Somehow he wished he didn’t have one himself.

“Want a good job, George?” he asked Lunt.

“I have a good job.”

“This’ll be a better one. Rank of major, eighteen thousand a year. Commandant, Native Protection Force. And you won’t lose seniority in the constabulary; Colonel Ferguson’ll give you indefinite leave.”

“Well, cripes, Jack, I’d like to, but I don’t want to leave the kids. And I can’t take them away from the rest of the gang.”
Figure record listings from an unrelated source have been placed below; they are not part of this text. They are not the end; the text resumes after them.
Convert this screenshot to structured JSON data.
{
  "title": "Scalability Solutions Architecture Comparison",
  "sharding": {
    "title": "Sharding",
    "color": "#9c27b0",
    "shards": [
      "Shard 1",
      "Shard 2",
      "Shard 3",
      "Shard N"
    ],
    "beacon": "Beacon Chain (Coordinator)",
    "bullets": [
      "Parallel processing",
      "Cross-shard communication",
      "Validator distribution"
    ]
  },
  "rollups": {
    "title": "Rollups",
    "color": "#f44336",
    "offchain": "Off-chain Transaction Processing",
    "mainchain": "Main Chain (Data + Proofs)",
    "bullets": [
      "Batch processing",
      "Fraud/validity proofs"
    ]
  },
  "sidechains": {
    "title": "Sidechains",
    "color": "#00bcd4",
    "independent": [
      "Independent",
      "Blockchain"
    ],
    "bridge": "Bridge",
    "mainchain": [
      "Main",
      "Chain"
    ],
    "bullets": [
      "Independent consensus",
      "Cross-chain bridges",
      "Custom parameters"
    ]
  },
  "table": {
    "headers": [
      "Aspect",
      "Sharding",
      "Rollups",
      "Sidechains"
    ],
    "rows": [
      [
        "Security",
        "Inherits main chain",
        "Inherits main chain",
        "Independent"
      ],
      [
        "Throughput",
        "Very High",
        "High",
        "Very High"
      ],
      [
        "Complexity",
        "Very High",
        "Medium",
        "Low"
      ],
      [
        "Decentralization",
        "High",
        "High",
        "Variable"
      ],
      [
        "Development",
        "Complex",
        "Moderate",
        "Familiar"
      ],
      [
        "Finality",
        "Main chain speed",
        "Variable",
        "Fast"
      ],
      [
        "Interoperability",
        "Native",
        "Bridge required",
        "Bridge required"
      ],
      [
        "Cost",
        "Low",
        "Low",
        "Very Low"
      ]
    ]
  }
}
“Bring the rest of the gang along. I’m authorized to borrow twenty men from the constabulary as a training cadre, and you only have sixteen. Your sergeants’ll get commissions, and all your men will be sergeants. I’m going to have a force of a hundred and fifty for a start.”

“You must think the Fuzzies are going to need a lot of protection.”

“They will. The whole country between the Cordilleras and the West Coast Range will be the Fuzzy Reservation and that’ll have to be policed. Then the Fuzzies outside that will have to be protected. You know what’s going to happen. Everybody wants Fuzzies; why, even Judge Pendarvis approached me about getting a pair for his wife. There’ll be gangs hunting them to sell, using stun-bombs and sleep-gas and everything. I’m going to have to set up an adoption bureau; Ruth will be in charge of that. And that’ll mean a lot of investigators—”

Oh, it was going to be one hell of a job! Fifty thousand a year would be chicken feed to what he’d lose by not working his diggings. But somebody would have to do it, and the Fuzzies were his responsibility.

Hadn’t he gone to law to prove their sapience?

 

THEY WERE GOING home, home to the Wonderful Place. They had seen many wonderful places, since the night they had been put in the bags: the place where everything had been light and they had been able to jump so high and land so gently, and the place where they had met all the others of their people and had so much fun. But now they were going back to the old Wonderful Place in the woods, where it had all started.

And they had met so many Big Ones, too. Some Big Ones were bad, but only a few; most Big Ones were good. Even the one who had done the killing had felt sorry for what he had done; they were all sure of that. And the other Big Ones had taken him away, and they had never seen him again.

He had talked about that with the others—with Flora and Fauna, and Dr. Crippen, and Complex, and Superego, and Dillinger and Lizzie Borden. Now that they were all going to live with the Big Ones, they would have to use those funny names. Someday they would find out what they meant, and that would be fun, too. And they could; now the Big Ones could put things in their ears and hear what they were saying, and Pappy Jack was learning some of their words, and teaching them some of his.

And soon all the people would find Big Ones to live with, who would take care of them and have fun with them and love them, and give them the Wonderful Food. And with the Big Ones taking care of them, maybe more of their babies would live and not die so soon. And they would pay the Big Ones back. First they would give their love and make them happy. Later, when they learned how, they would give their help, too.